In altra occasione, invece, sarebbe stato Mommo Macrì nel 2017 a sparare ad un piede a Nazzareno Pugliese dopo una lite per futili motivi all’interno di un circolo. “Arrivarono a casa mia – ha raccontato Arena – Mommo Macrì e Michele Pugliese Carchedi e Macrì mi disse che aveva appena sparato ad un piede a Nazzareno Pugliese. Tentai di avvertire subito del fatto Francesco Antonio Pardea, ma senza riuscirci.
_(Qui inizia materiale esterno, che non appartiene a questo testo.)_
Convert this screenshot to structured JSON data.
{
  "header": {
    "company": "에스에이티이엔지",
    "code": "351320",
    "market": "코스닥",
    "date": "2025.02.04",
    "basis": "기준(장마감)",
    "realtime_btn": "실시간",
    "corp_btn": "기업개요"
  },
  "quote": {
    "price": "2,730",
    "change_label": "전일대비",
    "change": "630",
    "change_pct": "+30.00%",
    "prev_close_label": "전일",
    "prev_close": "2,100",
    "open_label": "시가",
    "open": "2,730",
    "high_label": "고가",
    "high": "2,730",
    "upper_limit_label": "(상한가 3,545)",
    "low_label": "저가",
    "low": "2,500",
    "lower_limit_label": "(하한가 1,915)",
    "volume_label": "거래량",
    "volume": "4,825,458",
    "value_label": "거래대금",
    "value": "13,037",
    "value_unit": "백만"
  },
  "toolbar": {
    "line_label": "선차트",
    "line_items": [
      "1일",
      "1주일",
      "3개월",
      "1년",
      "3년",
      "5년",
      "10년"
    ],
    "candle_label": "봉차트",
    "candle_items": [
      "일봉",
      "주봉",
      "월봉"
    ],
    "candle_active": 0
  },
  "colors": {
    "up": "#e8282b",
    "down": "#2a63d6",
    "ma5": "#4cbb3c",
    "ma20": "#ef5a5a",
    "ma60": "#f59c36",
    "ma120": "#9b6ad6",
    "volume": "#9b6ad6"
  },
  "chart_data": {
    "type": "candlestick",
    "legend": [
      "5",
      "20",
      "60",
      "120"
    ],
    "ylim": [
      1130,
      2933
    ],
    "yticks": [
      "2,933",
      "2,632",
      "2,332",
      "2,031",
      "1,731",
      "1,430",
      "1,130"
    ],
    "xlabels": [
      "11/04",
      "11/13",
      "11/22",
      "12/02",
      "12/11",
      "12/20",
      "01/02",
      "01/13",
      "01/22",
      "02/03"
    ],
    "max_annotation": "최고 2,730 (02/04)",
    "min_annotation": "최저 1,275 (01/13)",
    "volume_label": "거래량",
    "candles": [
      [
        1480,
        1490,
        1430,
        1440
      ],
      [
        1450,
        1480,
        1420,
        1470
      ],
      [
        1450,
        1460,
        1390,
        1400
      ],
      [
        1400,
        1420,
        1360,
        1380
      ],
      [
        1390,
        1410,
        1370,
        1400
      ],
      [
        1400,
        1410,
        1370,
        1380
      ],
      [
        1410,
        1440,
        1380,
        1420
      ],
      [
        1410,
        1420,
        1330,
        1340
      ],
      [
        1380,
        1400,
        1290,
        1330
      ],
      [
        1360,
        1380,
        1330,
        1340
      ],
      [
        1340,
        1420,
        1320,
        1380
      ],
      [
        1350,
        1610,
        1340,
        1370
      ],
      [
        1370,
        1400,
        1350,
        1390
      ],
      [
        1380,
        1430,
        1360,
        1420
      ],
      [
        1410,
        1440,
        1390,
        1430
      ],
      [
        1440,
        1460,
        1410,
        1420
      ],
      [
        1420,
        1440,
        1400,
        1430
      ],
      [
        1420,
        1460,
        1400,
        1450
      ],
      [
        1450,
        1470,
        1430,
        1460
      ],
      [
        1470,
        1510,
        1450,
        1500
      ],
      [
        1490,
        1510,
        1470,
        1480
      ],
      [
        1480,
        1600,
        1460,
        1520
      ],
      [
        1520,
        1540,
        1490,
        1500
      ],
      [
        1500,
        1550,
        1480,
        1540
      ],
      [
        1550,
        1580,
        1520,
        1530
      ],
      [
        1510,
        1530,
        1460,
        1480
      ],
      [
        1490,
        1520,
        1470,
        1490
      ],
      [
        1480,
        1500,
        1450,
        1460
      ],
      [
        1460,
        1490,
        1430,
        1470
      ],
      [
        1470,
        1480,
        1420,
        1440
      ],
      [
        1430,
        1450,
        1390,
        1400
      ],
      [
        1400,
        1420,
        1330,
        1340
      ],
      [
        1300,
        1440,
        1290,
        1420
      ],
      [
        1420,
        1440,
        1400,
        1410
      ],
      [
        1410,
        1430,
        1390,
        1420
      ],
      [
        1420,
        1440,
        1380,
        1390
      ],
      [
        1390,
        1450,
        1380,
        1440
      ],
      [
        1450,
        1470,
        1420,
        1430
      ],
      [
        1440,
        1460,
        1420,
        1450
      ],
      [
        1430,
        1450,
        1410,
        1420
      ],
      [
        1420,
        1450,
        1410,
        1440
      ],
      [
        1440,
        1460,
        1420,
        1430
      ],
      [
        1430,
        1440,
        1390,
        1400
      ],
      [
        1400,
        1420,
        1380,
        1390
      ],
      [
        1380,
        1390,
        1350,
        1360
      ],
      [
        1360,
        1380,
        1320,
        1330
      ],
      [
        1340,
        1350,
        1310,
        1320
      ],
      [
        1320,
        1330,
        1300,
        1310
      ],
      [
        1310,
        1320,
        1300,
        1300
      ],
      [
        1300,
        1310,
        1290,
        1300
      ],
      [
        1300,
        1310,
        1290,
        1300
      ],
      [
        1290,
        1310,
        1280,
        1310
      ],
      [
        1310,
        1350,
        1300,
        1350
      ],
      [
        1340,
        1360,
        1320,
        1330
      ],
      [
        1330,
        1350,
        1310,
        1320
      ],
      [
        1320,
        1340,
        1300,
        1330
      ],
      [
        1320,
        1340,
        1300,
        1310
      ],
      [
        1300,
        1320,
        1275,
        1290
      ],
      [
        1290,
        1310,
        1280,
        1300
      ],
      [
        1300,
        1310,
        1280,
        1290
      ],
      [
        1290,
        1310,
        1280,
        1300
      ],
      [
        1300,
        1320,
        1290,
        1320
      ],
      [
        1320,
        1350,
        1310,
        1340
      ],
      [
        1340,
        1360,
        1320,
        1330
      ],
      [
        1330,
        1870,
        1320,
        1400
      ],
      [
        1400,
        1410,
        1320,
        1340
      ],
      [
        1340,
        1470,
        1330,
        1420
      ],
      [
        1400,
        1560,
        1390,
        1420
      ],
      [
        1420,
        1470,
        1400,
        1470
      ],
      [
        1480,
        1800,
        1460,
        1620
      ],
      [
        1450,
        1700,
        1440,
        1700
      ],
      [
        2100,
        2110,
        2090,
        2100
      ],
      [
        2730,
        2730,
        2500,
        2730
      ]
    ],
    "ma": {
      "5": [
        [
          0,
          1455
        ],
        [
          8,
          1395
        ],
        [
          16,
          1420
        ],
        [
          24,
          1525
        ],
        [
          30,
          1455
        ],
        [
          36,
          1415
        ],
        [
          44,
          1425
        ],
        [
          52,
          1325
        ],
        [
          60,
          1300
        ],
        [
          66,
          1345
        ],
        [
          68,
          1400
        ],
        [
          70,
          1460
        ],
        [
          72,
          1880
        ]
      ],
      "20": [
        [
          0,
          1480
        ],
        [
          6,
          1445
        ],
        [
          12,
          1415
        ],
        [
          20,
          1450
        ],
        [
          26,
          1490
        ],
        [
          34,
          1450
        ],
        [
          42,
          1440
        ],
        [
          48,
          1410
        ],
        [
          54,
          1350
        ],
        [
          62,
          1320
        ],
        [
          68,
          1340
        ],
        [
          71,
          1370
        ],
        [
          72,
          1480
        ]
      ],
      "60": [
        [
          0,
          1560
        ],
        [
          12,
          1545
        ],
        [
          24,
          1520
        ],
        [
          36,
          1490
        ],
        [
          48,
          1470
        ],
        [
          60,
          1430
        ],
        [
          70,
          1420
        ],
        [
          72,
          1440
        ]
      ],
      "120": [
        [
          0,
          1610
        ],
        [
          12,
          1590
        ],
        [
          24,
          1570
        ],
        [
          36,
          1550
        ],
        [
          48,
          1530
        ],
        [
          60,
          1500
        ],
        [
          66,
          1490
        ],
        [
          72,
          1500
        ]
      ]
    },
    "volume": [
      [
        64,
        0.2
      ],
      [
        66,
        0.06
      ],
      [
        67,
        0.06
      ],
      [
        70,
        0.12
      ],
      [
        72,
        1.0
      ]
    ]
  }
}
Chiamai così Giuseppe Camillò e ci recammo nel quartiere Affaccio e poi nella sala giochi di piazza Municipio gestita da Antonio Macrì il quale ci disse che c’era Rosario Pugliese, detto Saro Cassarola, che stava girando in macchina nella zona del supermercato Despar. In effetti, una volta incrociata la sua auto nei pressi del supermercato, Rosario Pugliese si mise ad inseguirci sparando, ma senza prenderci. Mommo Macrì l’abbiamo poi rivisto successivamente insieme a Daniele La Grotteria e ci riferì che avevano sparato nel quartiere Affaccio alle auto dei Cassarola e alle loro abitazioni”. Qualche giorno dopo, quindi, altra sparatoria contro il circolo di via Giovanni XXIII, nel quartiere Affaccio, gestito da Carmelo Pugliese. “E’ stato Vincenzo Mantella – ha dichiarato Bartolomeo Arena – ad avvisarci che i Cassarola si trovavano davanti al circolo Il Gallo nella zona Affaccio. A sparare è stato Domenico Camillò, mentre Luigi Federici guidava la moto”.
La tregua “fittizia”, secondo il collaboratore, fra il gruppo dei Pardea-Macrì-Camillò (di cui faceva parte lo stesso Bartolomeo Arena) e quello dei Pugliese-Cassarola sarebbe stata raggiunta per volontà di Enzo Barba e di Antonio Macrì, quest’ultimo padre di Mommo Macrì. “Cercò di mediare anche Antonio Franzè, detto Niuccio – ha aggiunto Bartolomeo Arena – il quale si era proposto di fare da paciere”. Antonio Franzè non risulta imputato in Rinascita Scott. Una tregua presto rotta e che stava portando ad una nuova guerra di mafia a Vibo Valentia.